At the 2017 Community of Latin American and Caribbean States (CELAC) annual summit, many Latin American heads of state offered joint condemnation towards a new era of U.S. foreign policy in the region. U.S. President Donald Trump plans to see the renegotiation of free trade agreements (FTAs) and the construction of a southern border wall, in the implementation of an America First policy. U.S. protectionism could lead to increased political and economic unity south of the U.S.–Mexico border, as Trump challenges long-standing regional dynamics.
Trump’s executive order on Border Security and Immigration Enforcement Improvements, released on January 25th, 2017, has promised to “secure the southern border of the United States through the immediate construction of a physical wall.” Although Mexico–U.S. relations are the most heated topic of discussion regarding this policy, many leaders of Latin American countries are also jointly rallying against several of Trump’s protectionist policies.
The CELAC summit, hosted by the Dominican Republic on 24th-25th January, 2017, witnessed the gathering of ten heads of state and thirty-three foreign ministers from Latin America. Representatives debated the implications of a new regional reality, following the inauguration of Trump as President of the United States. CELAC considers the strengthening of multilateralism a priority in the pursuit of economic, social, and environmental development in the region.
At the summit, the President of the Dominican Republic, Danilo Medina, condemned the anti-globalization efforts of not only the U.S., but also of Europe and China, as catalysts of poverty: “It doesn’t seem reasonable to think that the United States and the developed countries, after years of encouraging globalization […] now abandon these policies that have contributed to increase hope in the progress of all of our peoples.” This sentiment was echoed by most other representatives, with the Chilean chancellor, Heraldo Muñoz, emphatically declaring, “in front of the walls, we must build bridges.”
In the context of concerns on anti-globalization, the probability of renegotiation or retraction of several U.S.–Latin American FTAs also contributed to expressions of anxiety at the summit. FTAs exist to reduce trade barriers and create stability and transparency in trade and investment between participating nations.
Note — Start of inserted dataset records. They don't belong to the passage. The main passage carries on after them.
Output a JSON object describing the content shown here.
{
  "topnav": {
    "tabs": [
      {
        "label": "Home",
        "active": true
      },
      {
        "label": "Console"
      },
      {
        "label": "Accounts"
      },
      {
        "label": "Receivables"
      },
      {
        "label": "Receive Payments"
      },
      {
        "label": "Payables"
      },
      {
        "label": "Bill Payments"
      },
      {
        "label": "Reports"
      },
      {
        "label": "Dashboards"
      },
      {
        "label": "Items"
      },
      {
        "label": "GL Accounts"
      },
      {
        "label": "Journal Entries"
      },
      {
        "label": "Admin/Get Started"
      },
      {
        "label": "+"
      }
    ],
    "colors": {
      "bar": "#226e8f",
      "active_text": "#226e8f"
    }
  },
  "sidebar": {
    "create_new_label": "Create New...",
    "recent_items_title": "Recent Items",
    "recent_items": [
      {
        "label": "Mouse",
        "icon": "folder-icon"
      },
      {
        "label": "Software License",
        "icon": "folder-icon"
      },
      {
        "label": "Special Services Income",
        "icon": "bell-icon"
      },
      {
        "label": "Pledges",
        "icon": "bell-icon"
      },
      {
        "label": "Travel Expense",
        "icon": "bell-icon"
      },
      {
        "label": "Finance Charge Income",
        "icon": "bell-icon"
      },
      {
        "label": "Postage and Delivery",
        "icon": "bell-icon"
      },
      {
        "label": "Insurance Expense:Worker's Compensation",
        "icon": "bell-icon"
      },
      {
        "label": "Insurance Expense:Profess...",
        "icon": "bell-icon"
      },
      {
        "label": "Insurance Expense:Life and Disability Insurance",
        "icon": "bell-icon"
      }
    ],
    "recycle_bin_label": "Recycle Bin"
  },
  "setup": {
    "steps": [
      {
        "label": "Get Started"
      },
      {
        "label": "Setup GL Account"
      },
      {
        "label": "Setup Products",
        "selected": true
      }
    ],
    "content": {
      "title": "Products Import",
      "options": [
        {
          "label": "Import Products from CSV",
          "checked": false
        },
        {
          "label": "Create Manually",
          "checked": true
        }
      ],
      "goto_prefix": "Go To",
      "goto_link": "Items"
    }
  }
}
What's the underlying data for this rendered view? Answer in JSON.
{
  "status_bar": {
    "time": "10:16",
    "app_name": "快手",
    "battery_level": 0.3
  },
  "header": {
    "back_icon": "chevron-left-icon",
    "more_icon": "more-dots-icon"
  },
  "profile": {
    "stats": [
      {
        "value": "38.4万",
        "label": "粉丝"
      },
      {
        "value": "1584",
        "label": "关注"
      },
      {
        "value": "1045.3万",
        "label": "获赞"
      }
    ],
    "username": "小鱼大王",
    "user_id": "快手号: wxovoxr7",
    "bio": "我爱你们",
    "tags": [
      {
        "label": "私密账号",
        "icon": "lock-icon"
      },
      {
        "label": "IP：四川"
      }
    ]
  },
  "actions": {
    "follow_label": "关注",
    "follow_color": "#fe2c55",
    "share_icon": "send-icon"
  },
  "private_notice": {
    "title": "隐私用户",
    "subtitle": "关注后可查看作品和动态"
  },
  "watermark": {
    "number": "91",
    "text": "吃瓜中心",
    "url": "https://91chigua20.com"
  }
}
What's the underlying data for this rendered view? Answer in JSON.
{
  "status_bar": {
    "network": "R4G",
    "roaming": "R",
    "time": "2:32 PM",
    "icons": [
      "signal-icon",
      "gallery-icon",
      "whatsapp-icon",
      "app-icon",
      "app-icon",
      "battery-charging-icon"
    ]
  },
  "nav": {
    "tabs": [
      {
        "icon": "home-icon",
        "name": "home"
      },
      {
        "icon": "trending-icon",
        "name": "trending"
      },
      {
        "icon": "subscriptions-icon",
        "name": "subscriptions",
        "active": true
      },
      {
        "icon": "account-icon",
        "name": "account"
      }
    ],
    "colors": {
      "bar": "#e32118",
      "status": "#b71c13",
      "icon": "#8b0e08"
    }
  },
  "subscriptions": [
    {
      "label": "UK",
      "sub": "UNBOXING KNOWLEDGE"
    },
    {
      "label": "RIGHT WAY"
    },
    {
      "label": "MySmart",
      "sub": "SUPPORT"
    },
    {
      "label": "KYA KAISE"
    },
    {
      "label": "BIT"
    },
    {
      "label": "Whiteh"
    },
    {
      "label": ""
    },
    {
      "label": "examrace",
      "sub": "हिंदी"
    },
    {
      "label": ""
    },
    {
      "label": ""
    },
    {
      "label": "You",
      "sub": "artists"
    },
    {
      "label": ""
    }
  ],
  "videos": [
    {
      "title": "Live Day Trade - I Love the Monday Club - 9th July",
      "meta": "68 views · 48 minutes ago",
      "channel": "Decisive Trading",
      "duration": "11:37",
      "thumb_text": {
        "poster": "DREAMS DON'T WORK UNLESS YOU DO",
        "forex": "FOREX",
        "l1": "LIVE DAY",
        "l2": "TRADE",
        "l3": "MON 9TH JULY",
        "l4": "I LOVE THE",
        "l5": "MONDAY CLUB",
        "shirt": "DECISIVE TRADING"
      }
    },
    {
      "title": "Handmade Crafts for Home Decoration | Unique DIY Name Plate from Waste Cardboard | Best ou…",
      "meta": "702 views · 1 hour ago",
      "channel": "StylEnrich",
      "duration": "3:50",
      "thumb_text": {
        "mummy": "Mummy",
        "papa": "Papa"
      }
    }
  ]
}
In Latin America, most of these agreements were fashioned from the mid-1990s onwards. At the time, a process of regional integration was deemed necessary to confront escalating problems of foreign debt.
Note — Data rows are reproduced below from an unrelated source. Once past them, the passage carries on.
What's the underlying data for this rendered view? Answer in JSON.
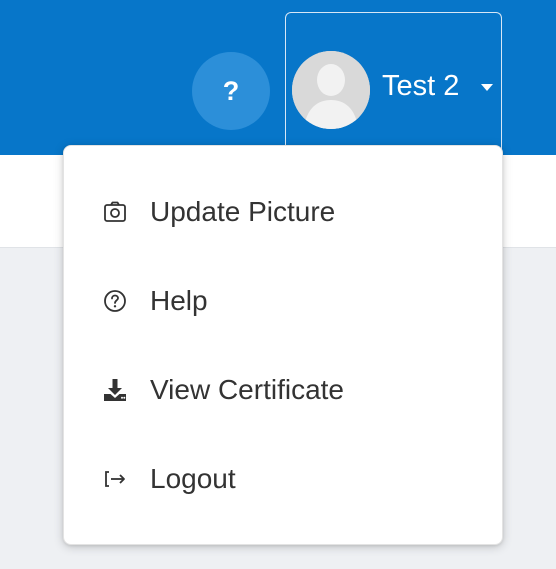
{
  "header": {
    "help_button_label": "?",
    "help_icon": "question-mark-icon",
    "user": {
      "name": "Test 2",
      "avatar_icon": "user-silhouette-icon",
      "caret_icon": "caret-down-icon"
    }
  },
  "user_menu": {
    "items": [
      {
        "label": "Update Picture",
        "icon": "camera-icon"
      },
      {
        "label": "Help",
        "icon": "help-circle-icon"
      },
      {
        "label": "View Certificate",
        "icon": "download-icon"
      },
      {
        "label": "Logout",
        "icon": "logout-icon"
      }
    ]
  },
  "colors": {
    "header_bg": "#0776c9",
    "help_button_bg": "#2c8fd9",
    "menu_text": "#333333",
    "page_bg": "#eef0f3"
  }
}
In more recent years, multilateralism has proliferated for the purpose of political relations rather than economic matters. As a cloud of uncertainty now forms in regards to U.S.–Latin American FTAs, commercial interests are likely to regain a seat of priority at the debating table, particularly at future summit meetings such as CELACs. Great economic potential exists in the negotiation of a successful FTA. According to data provided by the U.S. International Trade Administration, 47% of U.S. goods exports in 2015, with a value of $710 billion, ended up in the twenty countries with which the U.S. holds FTAs. The share of U.S. exports in FTA countries has steadily increased over the past few years.
Mexico, as a result of the North American Free Trade Agreement (NAFTA), has become one of the largest U.S. trading partners, with a $236 billion export value in 2015. Nonetheless, Trump has condemned this agreement, signed between the U.S., Mexico, and Canada, as “the worst trade deal the U.S. ever signed.” Trump cites the loss of U.S. jobs as a major factor. The Dominican Republic Free Trade Agreement (CAFTA-DR), a multilateral free trade deal signed in 2004 between the U.S., Costa Rica, El Salvador, Guatemala, Nicaragua, Honduras, and the Dominican Republic, will likely also appear on Trump’s agenda, and is also at risk of being overturned. Combined, CAFTA-DR partners form the second largest market for U.S. exports in Latin America.
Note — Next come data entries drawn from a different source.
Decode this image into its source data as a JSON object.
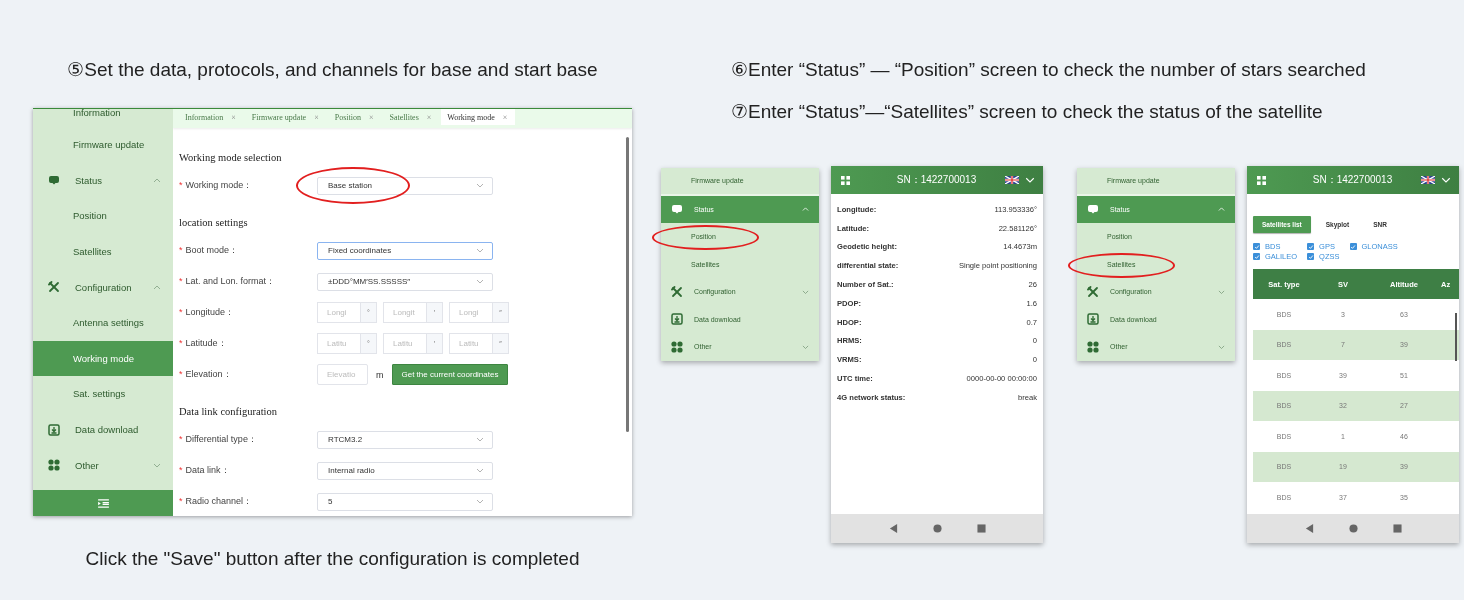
{
  "left": {
    "caption": "⑤Set the data, protocols, and channels for base and start base",
    "window": {
      "sidebar": {
        "items": [
          {
            "label": "Information",
            "kind": "item",
            "selected": false
          },
          {
            "label": "Firmware update",
            "kind": "item",
            "selected": false
          },
          {
            "label": "Status",
            "kind": "group",
            "expanded": true,
            "selected": false
          },
          {
            "label": "Position",
            "kind": "item",
            "selected": false
          },
          {
            "label": "Satellites",
            "kind": "item",
            "selected": false
          },
          {
            "label": "Configuration",
            "kind": "group",
            "expanded": true,
            "selected": false
          },
          {
            "label": "Antenna settings",
            "kind": "item",
            "selected": false
          },
          {
            "label": "Working mode",
            "kind": "item",
            "selected": true
          },
          {
            "label": "Sat. settings",
            "kind": "item",
            "selected": false
          },
          {
            "label": "Data download",
            "kind": "link",
            "selected": false
          },
          {
            "label": "Other",
            "kind": "group",
            "expanded": false,
            "selected": false
          }
        ]
      },
      "tabs": [
        {
          "label": "Information",
          "close": "×",
          "selected": false
        },
        {
          "label": "Firmware update",
          "close": "×",
          "selected": false
        },
        {
          "label": "Position",
          "close": "×",
          "selected": false
        },
        {
          "label": "Satellites",
          "close": "×",
          "selected": false
        },
        {
          "label": "Working mode",
          "close": "×",
          "selected": true
        }
      ],
      "sections": [
        {
          "title": "Working mode selection",
          "fields": [
            {
              "mark": "*",
              "label": "Working mode：",
              "kind": "select",
              "value": "Base station",
              "focused": false,
              "circled": true
            }
          ]
        },
        {
          "title": "location settings",
          "fields": [
            {
              "mark": "*",
              "label": "Boot mode：",
              "kind": "select",
              "value": "Fixed coordinates",
              "focused": true,
              "circled": false
            },
            {
              "mark": "*",
              "label": "Lat. and Lon. format：",
              "kind": "select",
              "value": "±DDD°MM′SS.SSSSS″",
              "focused": false,
              "circled": false
            },
            {
              "mark": "*",
              "label": "Longitude：",
              "kind": "triple",
              "parts": [
                {
                  "placeholder": "Longi",
                  "unit": "°"
                },
                {
                  "placeholder": "Longit",
                  "unit": "′"
                },
                {
                  "placeholder": "Longi",
                  "unit": "″"
                }
              ],
              "circled": false
            },
            {
              "mark": "*",
              "label": "Latitude：",
              "kind": "triple",
              "parts": [
                {
                  "placeholder": "Latitu",
                  "unit": "°"
                },
                {
                  "placeholder": "Latitu",
                  "unit": "′"
                },
                {
                  "placeholder": "Latitu",
                  "unit": "″"
                }
              ],
              "circled": false
            },
            {
              "mark": "*",
              "label": "Elevation：",
              "kind": "elevation",
              "placeholder": "Elevatio",
              "unit": "m",
              "button": "Get the current coordinates",
              "circled": false
            }
          ]
        },
        {
          "title": "Data link configuration",
          "fields": [
            {
              "mark": "*",
              "label": "Differential type：",
              "kind": "select",
              "value": "RTCM3.2",
              "focused": false,
              "circled": false
            },
            {
              "mark": "*",
              "label": "Data link：",
              "kind": "select",
              "value": "Internal radio",
              "focused": false,
              "circled": false
            },
            {
              "mark": "*",
              "label": "Radio channel：",
              "kind": "select",
              "value": "5",
              "focused": false,
              "circled": false
            }
          ]
        }
      ]
    },
    "footnote": "Click the \"Save\" button after the configuration is completed"
  },
  "right": {
    "captions": [
      "⑥Enter “Status” — “Position” screen to check the number of stars searched",
      "⑦Enter “Status”—“Satellites” screen to check the status of the satellite"
    ],
    "panels": [
      {
        "kind": "position",
        "menu": {
          "items": [
            {
              "label": "Firmware update",
              "kind": "item",
              "selected": false,
              "circled": false
            },
            {
              "label": "Status",
              "kind": "group",
              "expanded": true,
              "selected": true,
              "circled": false
            },
            {
              "label": "Position",
              "kind": "item",
              "selected": false,
              "circled": true
            },
            {
              "label": "Satellites",
              "kind": "item",
              "selected": false,
              "circled": false
            },
            {
              "label": "Configuration",
              "kind": "group",
              "expanded": false,
              "selected": false,
              "circled": false
            },
            {
              "label": "Data download",
              "kind": "link",
              "selected": false,
              "circled": false
            },
            {
              "label": "Other",
              "kind": "group",
              "expanded": false,
              "selected": false,
              "circled": false
            }
          ]
        },
        "phone": {
          "sn": "SN：1422700013",
          "rows": [
            {
              "label": "Longitude:",
              "value": "113.953336°"
            },
            {
              "label": "Latitude:",
              "value": "22.581126°"
            },
            {
              "label": "Geodetic height:",
              "value": "14.4673m"
            },
            {
              "label": "differential state:",
              "value": "Single point positioning"
            },
            {
              "label": "Number of Sat.:",
              "value": "26"
            },
            {
              "label": "PDOP:",
              "value": "1.6"
            },
            {
              "label": "HDOP:",
              "value": "0.7"
            },
            {
              "label": "HRMS:",
              "value": "0"
            },
            {
              "label": "VRMS:",
              "value": "0"
            },
            {
              "label": "UTC time:",
              "value": "0000-00-00 00:00:00"
            },
            {
              "label": "4G network status:",
              "value": "break"
            }
          ]
        }
      },
      {
        "kind": "satellites",
        "menu": {
          "items": [
            {
              "label": "Firmware update",
              "kind": "item",
              "selected": false,
              "circled": false
            },
            {
              "label": "Status",
              "kind": "group",
              "expanded": true,
              "selected": true,
              "circled": false
            },
            {
              "label": "Position",
              "kind": "item",
              "selected": false,
              "circled": false
            },
            {
              "label": "Satellites",
              "kind": "item",
              "selected": false,
              "circled": true
            },
            {
              "label": "Configuration",
              "kind": "group",
              "expanded": false,
              "selected": false,
              "circled": false
            },
            {
              "label": "Data download",
              "kind": "link",
              "selected": false,
              "circled": false
            },
            {
              "label": "Other",
              "kind": "group",
              "expanded": false,
              "selected": false,
              "circled": false
            }
          ]
        },
        "phone": {
          "sn": "SN：1422700013",
          "view_tabs": [
            {
              "label": "Satellites list",
              "selected": true
            },
            {
              "label": "Skyplot",
              "selected": false
            },
            {
              "label": "SNR",
              "selected": false
            }
          ],
          "filters": [
            {
              "label": "BDS",
              "checked": true
            },
            {
              "label": "GPS",
              "checked": true
            },
            {
              "label": "GLONASS",
              "checked": true
            },
            {
              "label": "GALILEO",
              "checked": true
            },
            {
              "label": "QZSS",
              "checked": true
            }
          ],
          "table": {
            "columns": [
              "Sat. type",
              "SV",
              "Altitude",
              "Az"
            ],
            "rows": [
              [
                "BDS",
                "3",
                "63"
              ],
              [
                "BDS",
                "7",
                "39"
              ],
              [
                "BDS",
                "39",
                "51"
              ],
              [
                "BDS",
                "32",
                "27"
              ],
              [
                "BDS",
                "1",
                "46"
              ],
              [
                "BDS",
                "19",
                "39"
              ],
              [
                "BDS",
                "37",
                "35"
              ]
            ]
          }
        }
      }
    ]
  }
}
Evidently, the U.S. has an enormous economic stake in these agreements. Collectively, Latin American countries hold considerable political clout on the matter, and are likely to display this in the months and years ahead. As the heat of uncertainty rises, there will be no running for the shade.
The relationship, both economic and political, of Latin American countries with the new U.S. administration, was not on the original agenda for the CELAC summit. Yet Mexico and the CAFTA-DR partners in particular have become greatly alarmed at how fast Trump is seeking to implement policies that will seemingly test the stability of the region. The Mexican economy has already devalued amidst fears of a NAFTA revocation.
The executive secretary for the Economic Commission of Latin America, Alicia Barcena, speaking at the CELAC summit, emphasized the need for regional integration in the face of “uncertainty.” The commission urged Latin America’s heads of state to set up economic mechanisms to shield against future U.S. protectionist policies. It remains to be seen if such mechanisms will be adopted, and if so, in what capacity they will form.
Undeniably, the rhetoric at the 2017 CELAC summit hints at the prospect of much greater multilateralism for the region in the near future, as market opportunities begin closing between Latin America and the United States. As one door shuts, windows will be thrust open.